Qui in Italia, in questa forma, si vede poco. In alcune associazioni e nel volontariato è più facile incontrare la sociocrazia. Ma ci sono alcuni casi sperimentali: l’abbiamo utilizzata per circa quattro anni nel Comune dove vivo io, Valsamoggia, o la stanno usando a Ferrara, dove si sta facendo un percorso per la creazione di una lista civica che condivide questa pratica. È poi stata usata parzialmente a Roma in una sperimentazione nel V Municipio o ancora nel Comune di Cento. Quest’ultimo esempio è interessante: quando è stato il momento di fare un reale trasferimento di potere anche verso l’associazionismo, con un coinvolgimento attivo, quest’ultimo si è dimostrato inconsistente e si è defilato.

Quindi è un problema di “addestramento” alla partecipazione da parte della società civile?

Non è un problema di addestramento, direi che è una questione di “sollevamento dei veli”: molte realtà si presentano in un certo modo, poi quando provi a guardare dentro non sono quello che sembrano e la tensione verso gli obiettivi che dovrebbero perseguire appare molto debole.
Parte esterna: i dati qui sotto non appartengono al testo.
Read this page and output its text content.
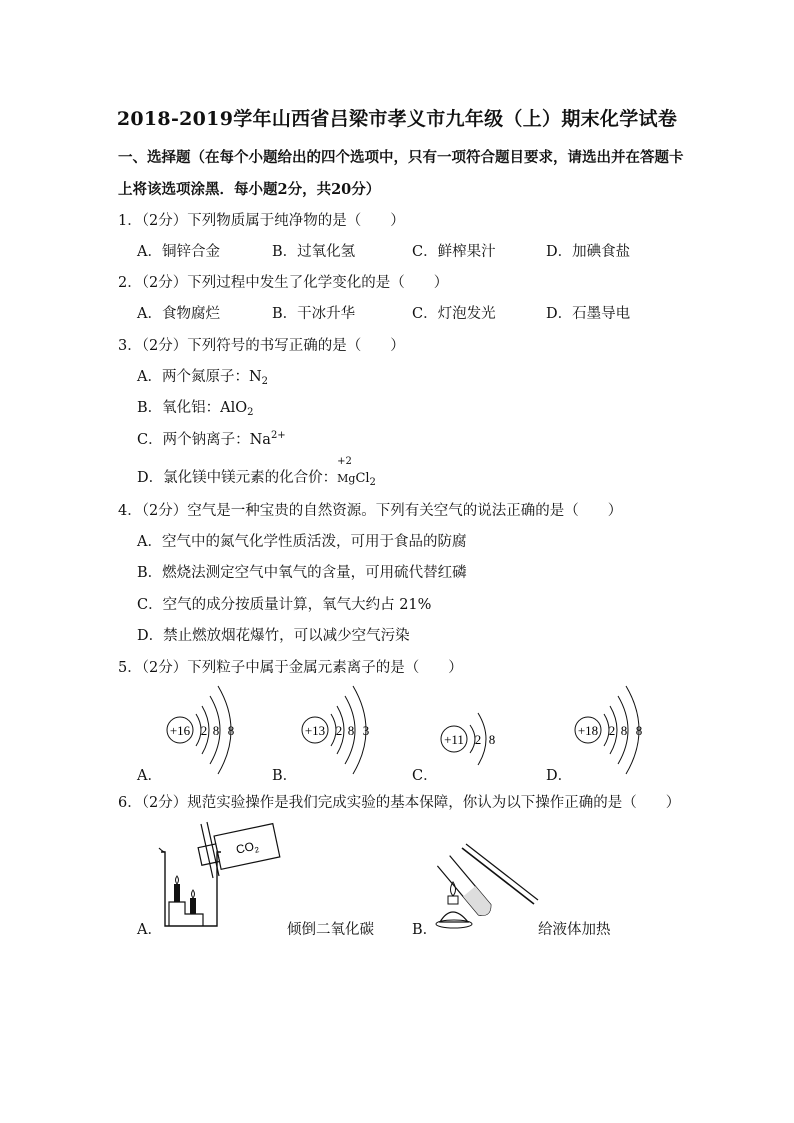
2018-2019学年山西省吕梁市孝义市九年级（上）期末化学试卷
一、选择题（在每个小题给出的四个选项中，只有一项符合题目要求，请选出并在答题卡
上将该选项涂黑．每小题2分，共20分）
1．（2分）下列物质属于纯净物的是（　　）
A．铜锌合金	B．过氧化氢	C．鲜榨果汁	D．加碘食盐
2．（2分）下列过程中发生了化学变化的是（　　）
A．食物腐烂	B．干冰升华	C．灯泡发光	D．石墨导电
3．（2分）下列符号的书写正确的是（　　）
A．两个氮原子：$N_2$
B．氧化铝：AlO$_2$
C．两个钠离子：$Na^{2+}$
D．氯化镁中镁元素的化合价：
+2
MgCl$_2$
4．（2分）空气是一种宝贵的自然资源。下列有关空气的说法正确的是（　　）
A．空气中的氮气化学性质活泼，可用于食品的防腐
B．燃烧法测定空气中氧气的含量，可用硫代替红磷
C．空气的成分按质量计算，氧气大约占 21%
D．禁止燃放烟花爆竹，可以减少空气污染
5．（2分）下列粒子中属于金属元素离子的是（　　）
A．
+16 2 8 8
B．
+13 2 8 3
C．
+11 2 8
D．
+18 2 8 8
6．（2分）规范实验操作是我们完成实验的基本保障，你认为以下操作正确的是（　　）
$CO_2$
A．	倾倒二氧化碳	B．	给液体加热
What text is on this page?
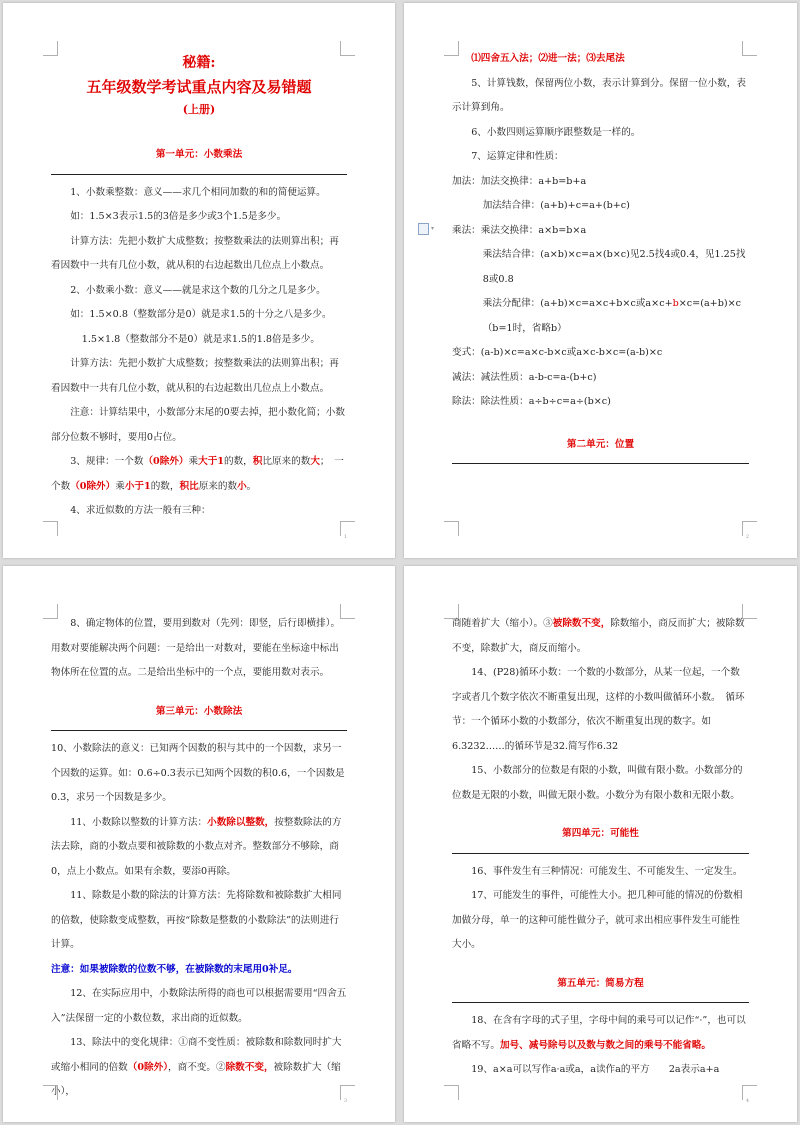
秘籍:
五年级数学考试重点内容及易错题
(上册)

第一单元：小数乘法

1、小数乘整数：意义——求几个相同加数的和的简便运算。

如：1.5×3表示1.5的3倍是多少或3个1.5是多少。

计算方法：先把小数扩大成整数；按整数乘法的法则算出积；再看因数中一共有几位小数，就从积的右边起数出几位点上小数点。

2、小数乘小数：意义——就是求这个数的几分之几是多少。

如：1.5×0.8（整数部分是0）就是求1.5的十分之八是多少。

1.5×1.8（整数部分不是0）就是求1.5的1.8倍是多少。

计算方法：先把小数扩大成整数；按整数乘法的法则算出积；再看因数中一共有几位小数，就从积的右边起数出几位点上小数点。

注意：计算结果中，小数部分末尾的0要去掉，把小数化简；小数部分位数不够时，要用0占位。

3、规律：一个数（0除外）乘大于1的数，积比原来的数大；　一个数（0除外）乘小于1的数，积比原来的数小。

4、求近似数的方法一般有三种：

1
▾

⑴四舍五入法；⑵进一法；⑶去尾法

5、计算钱数，保留两位小数，表示计算到分。保留一位小数，表示计算到角。

6、小数四则运算顺序跟整数是一样的。

7、运算定律和性质：

加法：加法交换律：a+b=b+a

加法结合律：(a+b)+c=a+(b+c)

乘法：乘法交换律：a×b=b×a

乘法结合律：(a×b)×c=a×(b×c)见2.5找4或0.4，见1.25找8或0.8

乘法分配律：(a+b)×c=a×c+b×c或a×c+b×c=(a+b)×c（b=1时，省略b）

变式：(a-b)×c=a×c-b×c或a×c-b×c=(a-b)×c

减法：减法性质：a-b-c=a-(b+c)

除法：除法性质：a÷b÷c=a÷(b×c)

第二单元：位置

2

8、确定物体的位置，要用到数对（先列：即竖，后行即横排）。用数对要能解决两个问题：一是给出一对数对，要能在坐标途中标出物体所在位置的点。二是给出坐标中的一个点，要能用数对表示。

第三单元：小数除法

10、小数除法的意义：已知两个因数的积与其中的一个因数，求另一个因数的运算。如：0.6÷0.3表示已知两个因数的积0.6，一个因数是0.3，求另一个因数是多少。

11、小数除以整数的计算方法：小数除以整数，按整数除法的方法去除，商的小数点要和被除数的小数点对齐。整数部分不够除，商0，点上小数点。如果有余数，要添0再除。

11、除数是小数的除法的计算方法：先将除数和被除数扩大相同的倍数，使除数变成整数，再按“除数是整数的小数除法”的法则进行计算。

注意：如果被除数的位数不够，在被除数的末尾用0补足。

12、在实际应用中，小数除法所得的商也可以根据需要用“四舍五入”法保留一定的小数位数，求出商的近似数。

13、除法中的变化规律：①商不变性质：被除数和除数同时扩大或缩小相同的倍数（0除外），商不变。②除数不变，被除数扩大（缩小），

3

商随着扩大（缩小）。③被除数不变，除数缩小，商反而扩大；被除数不变，除数扩大，商反而缩小。

14、(P28)循环小数：一个数的小数部分，从某一位起，一个数字或者几个数字依次不断重复出现，这样的小数叫做循环小数。　循环节：一个循环小数的小数部分，依次不断重复出现的数字。如6.3232……的循环节是32.简写作6.32

15、小数部分的位数是有限的小数，叫做有限小数。小数部分的位数是无限的小数，叫做无限小数。小数分为有限小数和无限小数。

第四单元：可能性

16、事件发生有三种情况：可能发生、不可能发生、一定发生。

17、可能发生的事件，可能性大小。把几种可能的情况的份数相加做分母，单一的这种可能性做分子，就可求出相应事件发生可能性大小。

第五单元：简易方程

18、在含有字母的式子里，字母中间的乘号可以记作“·”，也可以省略不写。加号、减号除号以及数与数之间的乘号不能省略。

19、a×a可以写作a·a或a，a读作a的平方　　2a表示a+a

4
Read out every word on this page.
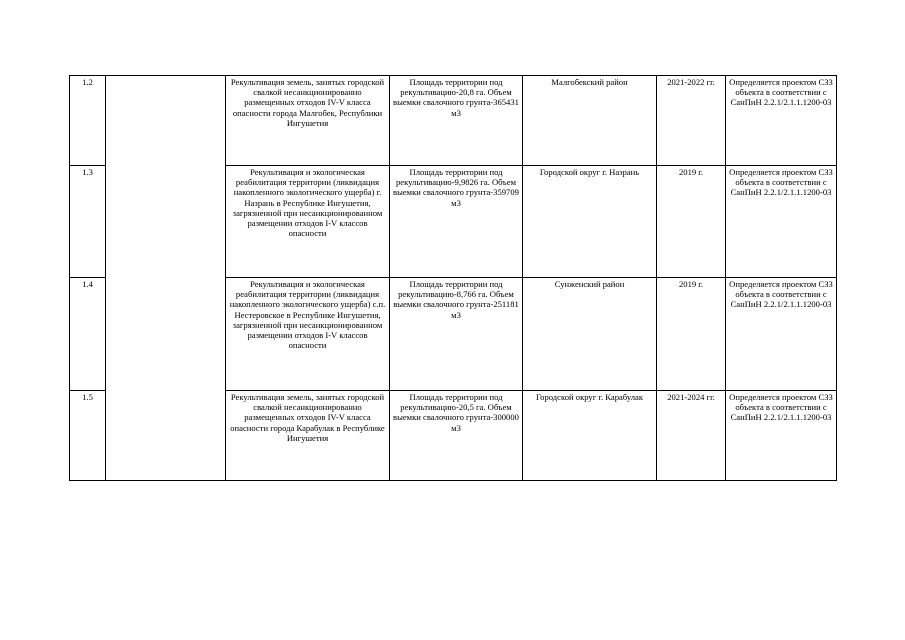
1.2		Рекультивация земель, занятых городской свалкой несанкционированно размещенных отходов IV-V класса опасности города Малгобек, Республики Ингушетия	Площадь территории под рекультивацию-20,8 га. Объем выемки свалочного грунта-365431 м3	Малгобекский район	2021-2022 гг.	Определяется проектом СЗЗ объекта в соответствии с СанПиН 2.2.1/2.1.1.1200-03
1.3		Рекультивация и экологическая реабилитация территории (ликвидация накопленного экологического ущерба) г. Назрань в Республике Ингушетия, загрязненной при несанкционированном размещении отходов I-V классов опасности	Площадь территории под рекультивацию-9,9826 га. Объем выемки свалочного грунта-359709 м3	Городской округ г. Назрань	2019 г.	Определяется проектом СЗЗ объекта в соответствии с СанПиН 2.2.1/2.1.1.1200-03
1.4		Рекультивация и экологическая реабилитация территории (ликвидация накопленного экологического ущерба) с.п. Нестеровское в Республике Ингушетия, загрязненной при несанкционированном размещении отходов I-V классов опасности	Площадь территории под рекультивацию-8,766 га. Объем выемки свалочного грунта-251181 м3	Сунженский район	2019 г.	Определяется проектом СЗЗ объекта в соответствии с СанПиН 2.2.1/2.1.1.1200-03
1.5		Рекультивация земель, занятых городской свалкой несанкционированно размещенных отходов IV-V класса опасности города Карабулак в Республике Ингушетия	Площадь территории под рекультивацию-20,5 га. Объем выемки свалочного грунта-300000 м3	Городской округ г. Карабулак	2021-2024 гг.	Определяется проектом СЗЗ объекта в соответствии с СанПиН 2.2.1/2.1.1.1200-03
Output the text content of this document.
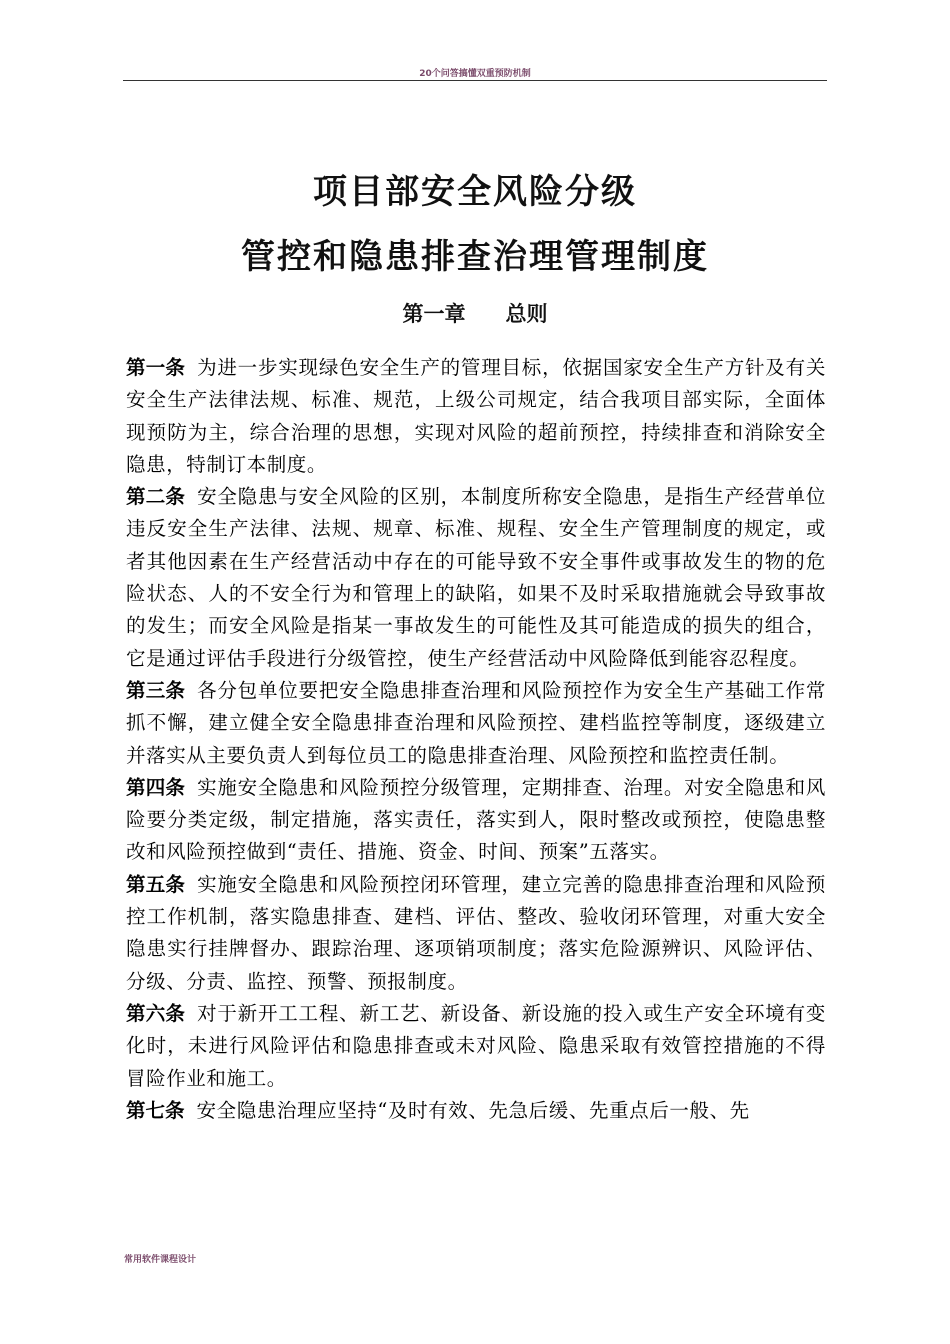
20个问答搞懂双重预防机制
项目部安全风险分级
管控和隐患排查治理管理制度
第一章 总则

第一条 为进一步实现绿色安全生产的管理目标，依据国家安全生产方针及有关安全生产法律法规、标准、规范，上级公司规定，结合我项目部实际，全面体现预防为主，综合治理的思想，实现对风险的超前预控，持续排查和消除安全隐患，特制订本制度。

第二条 安全隐患与安全风险的区别，本制度所称安全隐患，是指生产经营单位违反安全生产法律、法规、规章、标准、规程、安全生产管理制度的规定，或者其他因素在生产经营活动中存在的可能导致不安全事件或事故发生的物的危险状态、人的不安全行为和管理上的缺陷，如果不及时采取措施就会导致事故的发生；而安全风险是指某一事故发生的可能性及其可能造成的损失的组合，它是通过评估手段进行分级管控，使生产经营活动中风险降低到能容忍程度。

第三条 各分包单位要把安全隐患排查治理和风险预控作为安全生产基础工作常抓不懈，建立健全安全隐患排查治理和风险预控、建档监控等制度，逐级建立并落实从主要负责人到每位员工的隐患排查治理、风险预控和监控责任制。

第四条 实施安全隐患和风险预控分级管理，定期排查、治理。对安全隐患和风险要分类定级，制定措施，落实责任，落实到人，限时整改或预控，使隐患整改和风险预控做到“责任、措施、资金、时间、预案”五落实。

第五条 实施安全隐患和风险预控闭环管理，建立完善的隐患排查治理和风险预控工作机制，落实隐患排查、建档、评估、整改、验收闭环管理，对重大安全隐患实行挂牌督办、跟踪治理、逐项销项制度；落实危险源辨识、风险评估、分级、分责、监控、预警、预报制度。

第六条 对于新开工工程、新工艺、新设备、新设施的投入或生产安全环境有变化时，未进行风险评估和隐患排查或未对风险、隐患采取有效管控措施的不得冒险作业和施工。

第七条 安全隐患治理应坚持“及时有效、先急后缓、先重点后一般、先

常用软件课程设计
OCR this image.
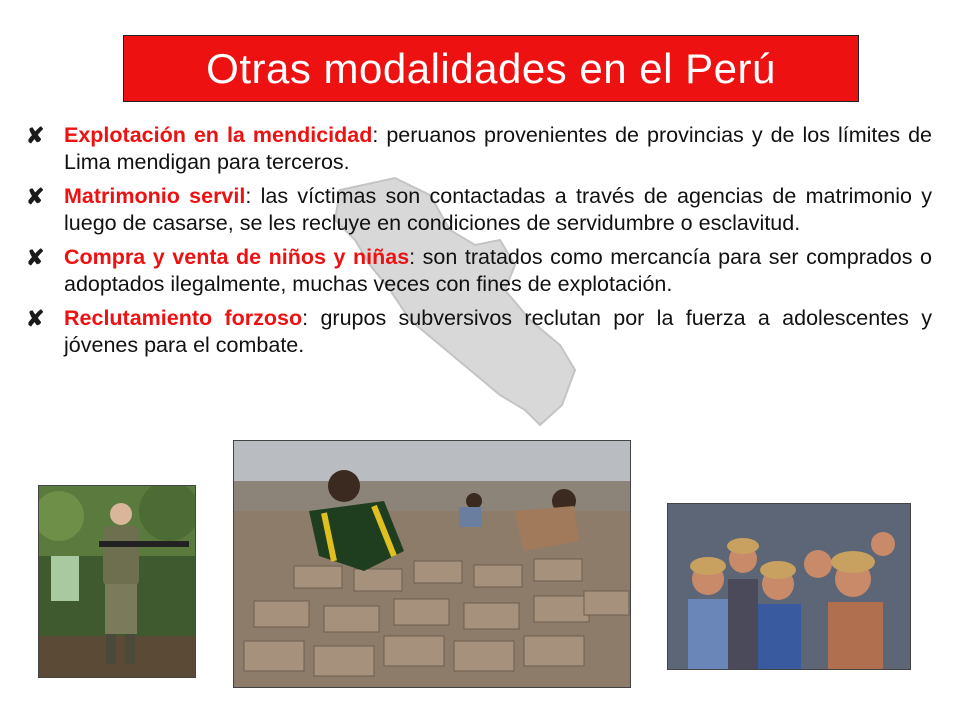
Otras modalidades en el Perú
✘ Explotación en la mendicidad: peruanos provenientes de provincias y de los límites de Lima mendigan para terceros.
✘ Matrimonio servil: las víctimas son contactadas a través de agencias de matrimonio y luego de casarse, se les recluye en condiciones de servidumbre o esclavitud.
✘ Compra y venta de niños y niñas: son tratados como mercancía para ser comprados o adoptados ilegalmente, muchas veces con fines de explotación.
✘ Reclutamiento forzoso: grupos subversivos reclutan por la fuerza a adolescentes y jóvenes para el combate.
Quindi può succedere che a un soggetto istituzionale arrivi una proposta, che esso risponda “bene, facciamola” per poi scoprire però che il proponente non ha davvero l’energia per sostenere l’impegno. Gli amministratori rimangono perplessi quando, dopo aver ricevuto lettere, proteste e suggerimenti, al momento di realizzare i progetti si ritrovano soli.

Allora è un problema di scoramento?

Sicuramente tra i cittadini c’è scoramento sulla possibilità di fare qualcosa e disillusione verso le istituzioni, in cui non crede più nessuno. Purtroppo questo accade ormai anche in regioni in cui la partecipazione ha una vera tradizione. Ma la maggior parte delle persone oggi esaurisce le proprie “energie sociali” esprimendo il proprio pensiero con un like su Instagram. Sentono che così hanno già fatto la loro parte: delle istituzioni non si fidano, si sono sentiti traditi già abbastanza.

Dobbiamo sperimentare, provare, sbagliare

Hai qualche caso da raccontare in cui l’amministrazione non ha raccolto gli stimoli della cittadinanza?

Sì esiste ovviamente anche la situazione opposta. Ad esempio anni fa in un Comune della provincia di Bologna, centoventi persone lavorarono per mesi al PAES, il Piano di Azione per l’Energia Sostenibile, ed era lavoro vero, impegno, idee, gruppi, incontri, ma quasi tutto questo lavoro rimase poi lettera morta. Dopo esperienze di questo tipo chi ha partecipato difficilmente sarà disponibile a una ulteriore partecipazione.

Ci puoi raccontare cosa è emerso dal seminario organizzato da Fondazione Barberini?

In questi giorni di seminario abbiamo parlato di Testa, di un modello organizzativo molto razionale, ma anche di Cuore. Quanta razionalità e quanta irrazionalità entrano in gioco quando proviamo a cambiare i sistemi in cui prendiamo le decisioni? Abbiamo parlato anche di quanto sia importante gestire bene questi due aspetti prima di far lavorare le Mani, ovvero prima di passare al fare, di cominciare a costruire, creare leggi, impostare investimenti, ecc.

La nostra idea dietro a corsi come questo è quella di formare dei “facilitatori” che sappiano far giocare gli altri esseri umani a un gioco diverso. Per come funzionano i nostri cervelli infatti servono tanto allenamento e accompagnamento per imparare a pensare e decidere in modo differente da come siamo abituati. Non ci basta vedere immagini, dei video o un grafico per cambiare le nostre abitudini.

Dobbiamo sperimentare, provare, sbagliare. Perciò il modo migliore per diffondere questi nuovi modelli è farli provare, fare dei “giochi” come quelli che abbiamo proposto anche in questa formazione. La maggior parte delle persone rimane colpita dall’esperienza in sé. Poi ci sono anche le persone che riescono a trascendere l’esperienza e capiscono il modello molto rapidamente, ma nella maggior parte dei casi servono persone preparate a facilitare il percorso di apprendimento.